In the USA, FDA determined in March 2022 that beef cattle with a genome edit to the PRLR gene and their offspring do not raise any safety concerns. "Based on the safety of consumption of meat from conventional breeds with the same mutation, the FDA finds no reason to regulate these CRISPR cattle. ... These cattle are the third genetically altered animals to be approved by the FDA, after AquaBounty’s AquAdvantage salmon and Revivicor’s GalSafe pigs." (PMID:35418643) (GMO)

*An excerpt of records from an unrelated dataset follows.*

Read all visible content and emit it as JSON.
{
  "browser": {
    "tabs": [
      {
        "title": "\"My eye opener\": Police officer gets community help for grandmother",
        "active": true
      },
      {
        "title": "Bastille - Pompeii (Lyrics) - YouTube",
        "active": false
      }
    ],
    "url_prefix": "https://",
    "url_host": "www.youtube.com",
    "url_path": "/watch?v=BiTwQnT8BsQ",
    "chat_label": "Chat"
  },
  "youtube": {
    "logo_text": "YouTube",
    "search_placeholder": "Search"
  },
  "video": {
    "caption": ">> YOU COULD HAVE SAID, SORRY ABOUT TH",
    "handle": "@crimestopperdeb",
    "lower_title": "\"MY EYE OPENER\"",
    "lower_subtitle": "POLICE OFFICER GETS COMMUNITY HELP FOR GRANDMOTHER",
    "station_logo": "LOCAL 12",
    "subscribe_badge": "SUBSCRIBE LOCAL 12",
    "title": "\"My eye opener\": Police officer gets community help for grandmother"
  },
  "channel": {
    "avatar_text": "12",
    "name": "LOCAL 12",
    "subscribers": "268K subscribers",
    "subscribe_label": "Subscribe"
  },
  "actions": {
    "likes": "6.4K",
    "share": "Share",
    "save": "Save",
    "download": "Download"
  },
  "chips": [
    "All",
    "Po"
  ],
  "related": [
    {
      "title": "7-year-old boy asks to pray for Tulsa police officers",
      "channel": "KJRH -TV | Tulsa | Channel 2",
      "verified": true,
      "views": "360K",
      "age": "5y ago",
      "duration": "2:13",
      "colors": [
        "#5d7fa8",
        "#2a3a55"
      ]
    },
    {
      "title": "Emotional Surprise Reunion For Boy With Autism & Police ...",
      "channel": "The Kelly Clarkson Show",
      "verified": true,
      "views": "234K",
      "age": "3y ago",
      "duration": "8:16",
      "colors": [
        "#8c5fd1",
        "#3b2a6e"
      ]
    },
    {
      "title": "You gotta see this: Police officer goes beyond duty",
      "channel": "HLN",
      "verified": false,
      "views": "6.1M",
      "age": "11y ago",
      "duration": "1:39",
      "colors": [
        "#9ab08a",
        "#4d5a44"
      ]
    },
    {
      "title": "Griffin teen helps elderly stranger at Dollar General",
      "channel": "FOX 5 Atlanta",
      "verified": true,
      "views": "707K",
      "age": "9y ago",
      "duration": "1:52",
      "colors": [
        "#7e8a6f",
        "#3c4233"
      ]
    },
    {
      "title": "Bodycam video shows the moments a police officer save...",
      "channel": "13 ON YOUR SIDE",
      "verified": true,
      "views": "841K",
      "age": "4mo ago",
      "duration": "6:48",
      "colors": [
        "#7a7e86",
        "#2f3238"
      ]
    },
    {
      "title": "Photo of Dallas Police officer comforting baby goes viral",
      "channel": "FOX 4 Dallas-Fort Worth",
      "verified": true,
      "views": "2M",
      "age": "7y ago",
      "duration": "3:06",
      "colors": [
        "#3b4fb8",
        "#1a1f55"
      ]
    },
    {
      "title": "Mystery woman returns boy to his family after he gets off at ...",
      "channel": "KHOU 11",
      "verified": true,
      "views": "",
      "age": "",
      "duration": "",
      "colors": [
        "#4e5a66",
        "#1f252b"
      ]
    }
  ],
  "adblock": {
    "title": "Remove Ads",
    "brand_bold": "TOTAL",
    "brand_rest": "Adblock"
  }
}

Olson et al. (2003) reported "a major gene (designated as the slick hair gene), dominant in mode of inheritance, that is responsible for producing a very short, sleek hair coat . . . in Senepol cattle and criollo (Spanish origin) breeds in Central and South America . . .[and] in a Venezuelan composite breed, the Carora, formed from the Brown Swiss and a Venezuelan criollo breed".
Sosa et al. (2021) "evaluated whether the inheritance of the SLICK1 allele ...is inherited in a fashion consistent with Hardy–Weinberg equilibrium. It was hypothesized that any deleterious effect of inheriting the allele on embryonic or fetal function would result in reduced frequency of the allele in offspring. A total of 525 Holstein and Senepol cattle produced from matings involving one or both parents with the SLICK1 allele were genotyped. The observed frequency of the SLICK1 allele (0.247) was not significantly different than the expected frequency of 0.269. These results support the idea that inheritance of the SLICK1 allele does not act in the embryo or fetus to modify its competence to complete development to term."
By sequencing the most likely positional functional candidate gene within the BTA20 region to which this trait had been mapped (see Mapping section), Littlejohn et al. (2014) identified a causal mutation as "a single homozygous frameshift mutation . . . consisting of a single base deletion in exon 10 that introduces a frameshift and a premature stop codon (p.(Ala461fs) and loss of 120 C-terminal amino acids from the long isoform of the receptor (ss1067289408; chr20:39136558GC>G".
Porto-Neto et al. (2018) identified two other likely causal variants in the same PRLR gene, namely the stop-gained (nonsense) variants p.Ser465∗ (in the Limonero breed) and p.Arg497∗ (in the Carora and Limonero breeds). These two variants "explained almost 90% of investigated cases of animals that had slick coats, but which also did not carry the Senepol slick allele"; which indicates that there are more likely causal variants for slick hair yet to be discovered. Flórez.
Murillo et al. (2021) discovered three new variants, namely SLICK4, SLICK5 and SLICK6 (details in variant table below).
Zayas et al. (2024) "evaluated the effectiveness of genetic introgression of the SLICK1 allele derived from Senepol cattle into the Holstein breed to enhance thermotolerance. ... The study demonstrates the successful use of genetic interventions to improve livestock resilience against environmental challenges without significantly disrupting the recipient breed's genetic structure."
Gebeyehu et al. (2025) identified the SLICK2 variant in West African taurine and Zebu crossbred cattle.